Physical health and more
The issue’s not just about physical health, it’s about emotional and social health, too, Tsantrizos stresses. Education doesn’t just mean a school education: It’s teaching young children experiences like fishing and contributing to the family in a meaningful way. “We deprive them of that excitement when we lock them up in boxes and schools and then teach them how to go get a job.”
Right now we also spend very little money on our primary resources, he says, and instead spend most on things we may not need.
“You’re probably spending more money on social media than on food you need to survive,” he says. “When we start looking at the cheapest way to get food and get energy, we actually devalue them and we create value for other things like going on a cruise vacation. This shift must happen and it must happen on the education side, and in how we value the things we consume.”
At the grocery store you’ll find locally grown tomatoes alongside imported ones. Locally grown tomatoes will taste better, but of course they’re more expensive. While you can produce tomatoes cheaper in Mexico, they aren’t the same tomato you’ll grow locally, plus you’re not contributing to the health of the society where you’re living.
Tsantrizos wonders why growing food is so inappropriately rewarded. Why do we not value the person going out and working the field to provide food so we can actually create Canadian jobs? There’s value in having your own resources, he says, and there’s value in protecting your local environment.
“If you look at success stories, all of them are local stories of people that manage to regenerate the farm,” he says. “It’s always stories of managing what they have and protecting the land and the water they live from. We need to enhance these stories. We need to make local heroes of the people and not devalue them.”

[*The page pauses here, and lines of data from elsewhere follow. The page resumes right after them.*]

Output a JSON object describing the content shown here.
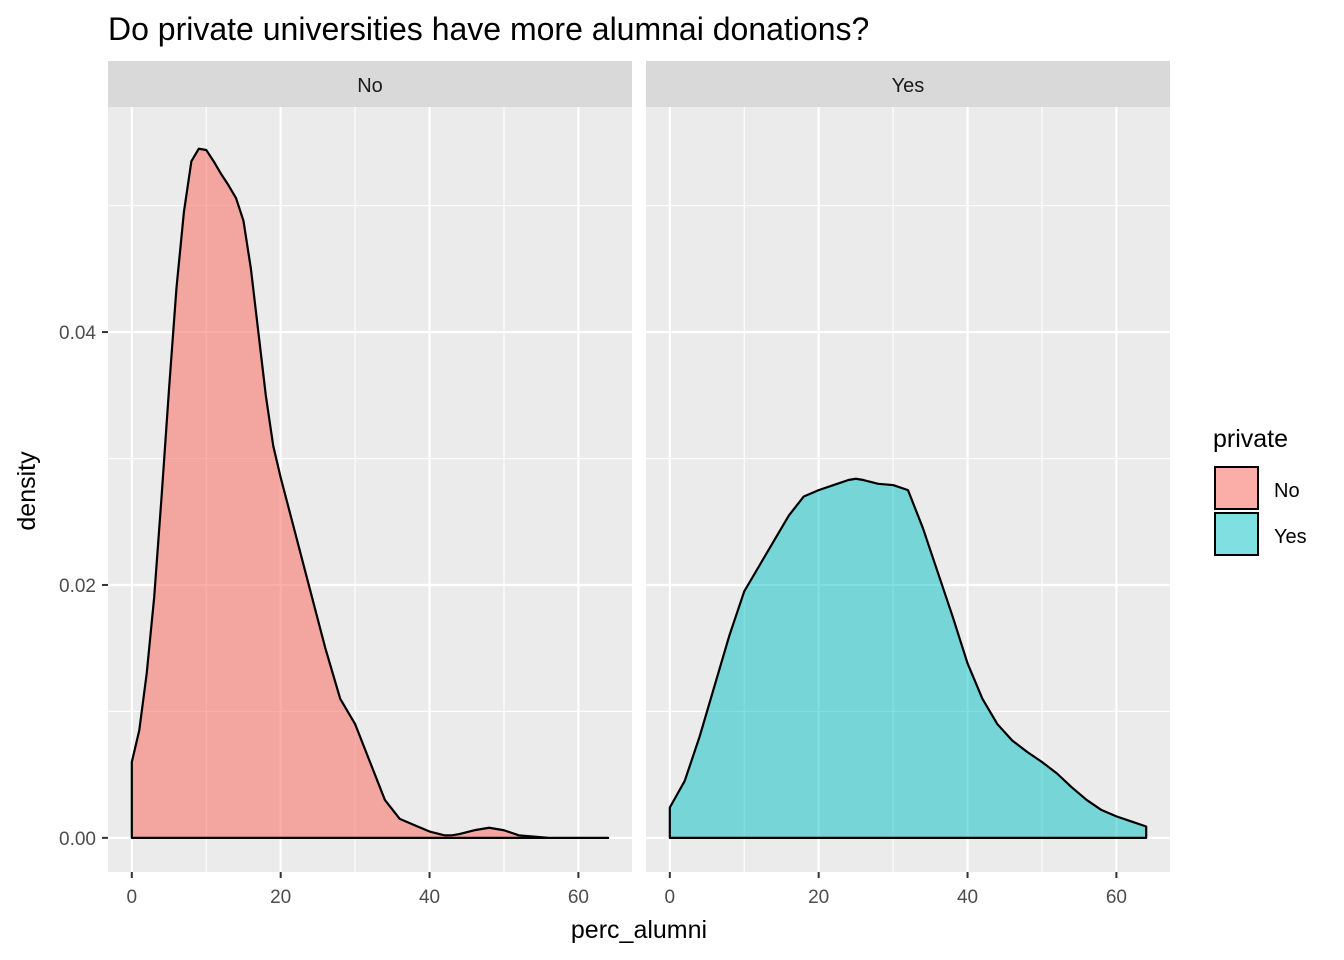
{
  "chart_data": {
    "type": "area",
    "subtype": "faceted density",
    "title": "Do private universities have more alumnai donations?",
    "xlabel": "perc_alumni",
    "ylabel": "density",
    "x_ticks": [
      0,
      20,
      40,
      60
    ],
    "y_ticks": [
      "0.00",
      "0.02",
      "0.04"
    ],
    "xlim": [
      -3.2,
      67.2
    ],
    "ylim": [
      -0.0027,
      0.0578
    ],
    "grid": true,
    "legend": {
      "title": "private",
      "position": "right",
      "entries": [
        {
          "label": "No",
          "color": "#F8766D"
        },
        {
          "label": "Yes",
          "color": "#00BFC4"
        }
      ]
    },
    "panels": [
      {
        "strip": "No",
        "series": "No",
        "color": "#F8766D",
        "x": [
          0,
          1,
          2,
          3,
          4,
          5,
          6,
          7,
          8,
          9,
          10,
          11,
          12,
          13,
          14,
          15,
          16,
          17,
          18,
          19,
          20,
          22,
          24,
          26,
          28,
          30,
          32,
          34,
          36,
          38,
          40,
          42,
          43,
          44,
          46,
          48,
          50,
          52,
          54,
          56,
          60,
          64
        ],
        "y": [
          0.006,
          0.0085,
          0.013,
          0.019,
          0.027,
          0.0355,
          0.0435,
          0.0495,
          0.0535,
          0.0545,
          0.0544,
          0.0535,
          0.0525,
          0.0516,
          0.0506,
          0.0488,
          0.045,
          0.04,
          0.035,
          0.031,
          0.0285,
          0.024,
          0.0195,
          0.015,
          0.011,
          0.009,
          0.006,
          0.003,
          0.0015,
          0.001,
          0.0005,
          0.0002,
          0.0002,
          0.0003,
          0.0006,
          0.0008,
          0.0006,
          0.0002,
          0.0001,
          0.0,
          0.0,
          0.0
        ]
      },
      {
        "strip": "Yes",
        "series": "Yes",
        "color": "#00BFC4",
        "x": [
          0,
          2,
          4,
          6,
          8,
          10,
          12,
          14,
          16,
          18,
          20,
          22,
          24,
          25,
          26,
          28,
          30,
          32,
          34,
          36,
          38,
          40,
          42,
          44,
          46,
          48,
          50,
          52,
          54,
          56,
          58,
          60,
          62,
          64
        ],
        "y": [
          0.0024,
          0.0045,
          0.008,
          0.012,
          0.016,
          0.0195,
          0.0215,
          0.0235,
          0.0255,
          0.027,
          0.0275,
          0.0279,
          0.0283,
          0.0284,
          0.0283,
          0.028,
          0.0279,
          0.0275,
          0.0245,
          0.021,
          0.0175,
          0.0138,
          0.011,
          0.009,
          0.0077,
          0.0068,
          0.006,
          0.0051,
          0.004,
          0.003,
          0.0022,
          0.0017,
          0.0013,
          0.0009
        ]
      }
    ]
  }
}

Ultimately, Tsantrizos says society must shift its basic understanding of what happiness is, and how to achieve it. And it’s not by consuming “things.” He adds, “Everyone talks about growing the economy as being the way we succeed, but they’re really talking about growing the consumer economy, because we live in a consumer economy. The idea is get more money, and consume more stuff and that should make you happy.”
What’s more, he says, the problem is that happiness is almost never derived from consumption. Happiness is a relationship-based emotion that comes from seeing your friend smile, or the relationship you have with your spouse or your children. “These are the sources of happiness – our health too. Not when we buy a car.”

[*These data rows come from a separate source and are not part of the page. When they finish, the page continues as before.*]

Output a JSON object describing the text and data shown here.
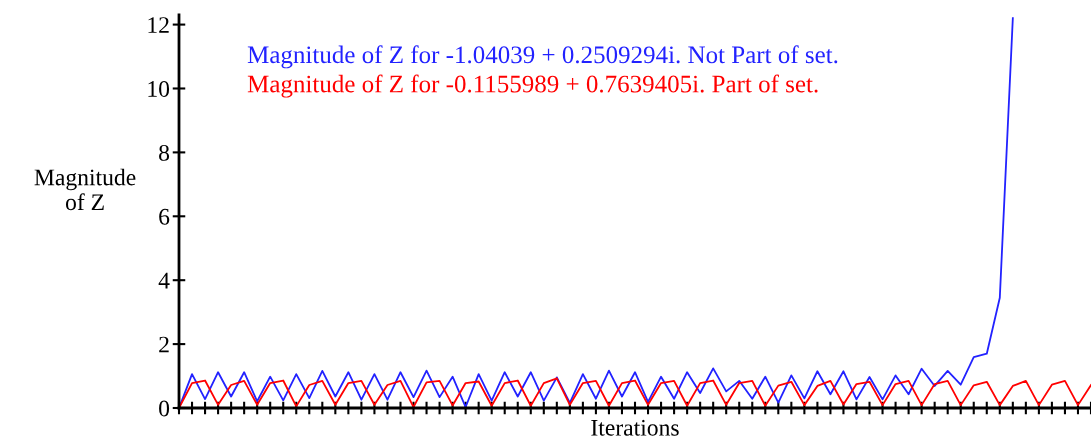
{
  "chart_data": {
    "type": "line",
    "xlabel": "Iterations",
    "ylabel": "Magnitude\nof Z",
    "categories": [
      null,
      null,
      null,
      null,
      null,
      null,
      null,
      null,
      null,
      null,
      null,
      null,
      null,
      null,
      null,
      null,
      null,
      null,
      null,
      null,
      null,
      null,
      null,
      null,
      null,
      null,
      null,
      null,
      null,
      null,
      null,
      null,
      null,
      null,
      null,
      null,
      null,
      null,
      null,
      null,
      null,
      null,
      null,
      null,
      null,
      null,
      null,
      null,
      null,
      null,
      null,
      null,
      null,
      null,
      null,
      null,
      null,
      null,
      null,
      null,
      null,
      null,
      null,
      null,
      null,
      null,
      null,
      null,
      null,
      null,
      null
    ],
    "ylim": [
      0,
      12.3
    ],
    "yticks": [
      0,
      2,
      4,
      6,
      8,
      10,
      12
    ],
    "grid": false,
    "legend": "top left",
    "marker": "none",
    "line_style": "solid",
    "series": [
      {
        "name": "Magnitude of Z for -1.04039 + 0.2509294i. Not Part of set.",
        "color": "#2222ff",
        "values": [
          0,
          1.06,
          0.28,
          1.12,
          0.36,
          1.12,
          0.21,
          0.98,
          0.24,
          1.06,
          0.31,
          1.16,
          0.36,
          1.12,
          0.26,
          1.06,
          0.26,
          1.12,
          0.34,
          1.17,
          0.34,
          0.98,
          0.03,
          1.06,
          0.23,
          1.12,
          0.36,
          1.12,
          0.23,
          0.96,
          0.16,
          1.06,
          0.29,
          1.17,
          0.36,
          1.12,
          0.19,
          0.98,
          0.29,
          1.12,
          0.47,
          1.24,
          0.52,
          0.85,
          0.29,
          0.98,
          0.17,
          1.02,
          0.3,
          1.15,
          0.43,
          1.15,
          0.27,
          0.97,
          0.27,
          1.02,
          0.43,
          1.23,
          0.69,
          1.16,
          0.73,
          1.59,
          1.7,
          3.45,
          12.2,
          null,
          null,
          null,
          null,
          null,
          null
        ]
      },
      {
        "name": "Magnitude of Z for -0.1155989 + 0.7639405i. Part of set.",
        "color": "#ff0000",
        "values": [
          0,
          0.78,
          0.86,
          0.1,
          0.72,
          0.85,
          0.1,
          0.78,
          0.86,
          0.05,
          0.72,
          0.85,
          0.1,
          0.78,
          0.85,
          0.1,
          0.72,
          0.85,
          0.03,
          0.8,
          0.85,
          0.08,
          0.78,
          0.83,
          0.07,
          0.78,
          0.86,
          0.07,
          0.78,
          0.93,
          0.1,
          0.78,
          0.85,
          0.07,
          0.78,
          0.86,
          0.1,
          0.78,
          0.85,
          0.07,
          0.78,
          0.86,
          0.1,
          0.78,
          0.85,
          0.07,
          0.7,
          0.82,
          0.09,
          0.69,
          0.85,
          0.11,
          0.75,
          0.82,
          0.09,
          0.75,
          0.85,
          0.09,
          0.75,
          0.85,
          0.09,
          0.71,
          0.82,
          0.09,
          0.69,
          0.85,
          0.09,
          0.73,
          0.85,
          0.09,
          0.72
        ]
      }
    ]
  }
}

In summary, a society focused on health and happiness is a better society than one focused on growth of the consumer economy.
“Ultimately people talk about destroying the planet. We’re not destroying the planet. The planet is far more resilient than we are. We’re just destroying the conditions that the planet has maintained all these years and that have allowed our societies to grow. So we’re damaging our societies. We’re damaging ourselves.”
But there’s still time to change all of that for the better.
“Whether it’s a military base or remote community or a city block, all of us can benefit from the idea of becoming more resilient and more autonomous with potential primary resources and also with our waste,” he says, “and Canada has a great opportunity to lead this transformation globally.”